= Renée Simonsen =

Danish former model (born 1965)

Renée Toft Simonsen (born 12 May 1965) is a Danish writer and former model. Simonsen was one of the most successful models in the world during the 1980s.

== Career ==

=== Modeling ===
In 1981 she caught the attention of fashion editor Birte Strandgaard, who convinced photographer Leif Nygaard to take some photos. Simonsen subsequently participated in the Ekstra Bladet contest and won second place. In July 1981, she appeared on the cover of the Danish magazine Fotokino. The following year she won the Ekstra Bladet Contest, and was chosen to represent Denmark at the Ford Supermodel contest, which she won in August 1982. In April 1983, she appeared in the American edition of Vogue; she subsequently went on to feature on four more American Vogue covers.

From 1983 on she became one of the fastest-rising stars in the modelling world, being featured on the covers of numerous international fashion magazines. She was the cover girl for the German Vogue in March, April and September of that year.

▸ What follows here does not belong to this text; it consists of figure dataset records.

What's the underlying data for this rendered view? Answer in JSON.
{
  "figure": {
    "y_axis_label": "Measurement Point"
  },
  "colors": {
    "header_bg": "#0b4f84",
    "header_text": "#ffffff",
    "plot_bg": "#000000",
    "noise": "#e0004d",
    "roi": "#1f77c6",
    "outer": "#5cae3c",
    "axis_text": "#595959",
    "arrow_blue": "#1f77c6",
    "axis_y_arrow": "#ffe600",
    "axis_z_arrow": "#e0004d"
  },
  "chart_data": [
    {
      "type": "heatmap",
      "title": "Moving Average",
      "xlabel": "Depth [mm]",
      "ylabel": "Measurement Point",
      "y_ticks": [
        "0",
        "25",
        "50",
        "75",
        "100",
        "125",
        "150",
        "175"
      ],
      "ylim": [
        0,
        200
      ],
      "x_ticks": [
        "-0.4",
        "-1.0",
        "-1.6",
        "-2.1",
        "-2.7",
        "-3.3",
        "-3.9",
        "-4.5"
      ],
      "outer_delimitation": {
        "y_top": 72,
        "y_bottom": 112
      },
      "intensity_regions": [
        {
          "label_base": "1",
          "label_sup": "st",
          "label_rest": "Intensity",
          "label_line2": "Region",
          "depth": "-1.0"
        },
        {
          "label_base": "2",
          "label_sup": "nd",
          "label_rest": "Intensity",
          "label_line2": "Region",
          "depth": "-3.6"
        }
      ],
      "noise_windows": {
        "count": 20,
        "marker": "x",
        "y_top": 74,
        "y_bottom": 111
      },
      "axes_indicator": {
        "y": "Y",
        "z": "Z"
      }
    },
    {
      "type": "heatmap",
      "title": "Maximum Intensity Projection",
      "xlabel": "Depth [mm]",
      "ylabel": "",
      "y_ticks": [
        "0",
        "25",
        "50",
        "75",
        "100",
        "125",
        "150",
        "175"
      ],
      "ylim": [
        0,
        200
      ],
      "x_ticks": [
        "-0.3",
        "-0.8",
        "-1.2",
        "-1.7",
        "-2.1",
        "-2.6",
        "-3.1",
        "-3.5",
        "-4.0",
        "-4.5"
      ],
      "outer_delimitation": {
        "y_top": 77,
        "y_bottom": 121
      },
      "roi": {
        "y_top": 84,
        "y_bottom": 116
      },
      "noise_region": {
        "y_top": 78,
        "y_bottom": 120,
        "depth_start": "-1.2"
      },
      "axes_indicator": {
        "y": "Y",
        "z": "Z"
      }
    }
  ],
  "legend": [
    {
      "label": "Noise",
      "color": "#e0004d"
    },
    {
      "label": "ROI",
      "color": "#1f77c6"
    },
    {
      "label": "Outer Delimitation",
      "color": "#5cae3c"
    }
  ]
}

That year, she was also featured on the cover of Roxy Music's Atlantic Years album.

In 1985, she debuted as an actress in Carlo Vanzina's Sotto il vestito niente (The Last Shot), released as Nothing Underneath in America, playing one of several models in Milan caught up in the rampage of a psychopathic murderer. In 1987, she worked again with Vanzina on the comedy Via Montenapoleone.

In 1988 she decided to take a break from fashion. Despite an offer to audition for the role of a Bond Girl in one of the upcoming James Bond films, the following year Simonsen ended her modeling career and returned to Denmark to study journalism. After failing the qualifying examination, she began to study psychology instead.

In 1991, she commenced working as a model again; intentionally for Vichy cosmetics. In 1993, Simonsen became the face of Biotherm cosmetics. Simonsen was the face of cosmetic brands such as Clarins, Maybelline, Covergirl and Lancel luggage. She also appeared in a swimsuit issue of Sports Illustrated magazine.

In 1997, she worked as a fashion editor for the Danish magazine Asschenfeldts Magasin, which, however, ceased operations after a few issues. In 2002 she completed her degree in psychology. In 2003 Simonsen signed a contract to the French cosmetic company Clarins and began appearing in magazine advertisements for mature skincare products.

=== Authorship ===
In October 2003 she published her first children's book, entitled Karlas kabale. In 2006 her children's book Anthony Greenwood was nominated for the Danish book-prize "Orla" and she was awarded with "The Most Dynamic Women" award by cosmetic company Clarins for her social engagement at Plan Denmark.

In August 2007, Simonsen released her first novel Tirsdag formiddag (Tuesday Morning). She followed this with a second adult novel "Dømt til Frihed"(Sentenced to Freedom) in 2010.

In October 2014 her biography was published in Denmark by Politikens Forlag. The book is written by Simonsen herself and journalist Andreas Fugl Thøgersen, while many others such as Eileen Ford, John Taylor, her parents, sisters, best friend, her husband Thomas Helmig and many others make a contribution to the book.

Simonsen continues to write a weekly column in the Danish Femina magazine.

== Personal life ==
Simonsen was born in Aarhus, where she worked as a supermarket cashier before her modeling potential was discovered.

From 1985 to 1989 she dated bass player John Taylor of the British band Duran Duran to whom she was engaged. Before breaking up with Taylor in 1989, she lived for four months in a Kibbutz in Israel with her sister, Heidi.

In the summer of 1997, she began a relationship with Danish rock singer Thomas Helmig, whom she married in August 2000. The two separated in 2014 but later reconciled. Renee has three children: two from a relationship with Kristian Sandvad: Ulrikke, born in 1993 (who is now an established model herself having appeared in the 2014 worldwide Magnum ice cream television advert), and Jens-Kristian, born in 1995 (also a model), and youngest Hugo with her husband, Thomas Helmig.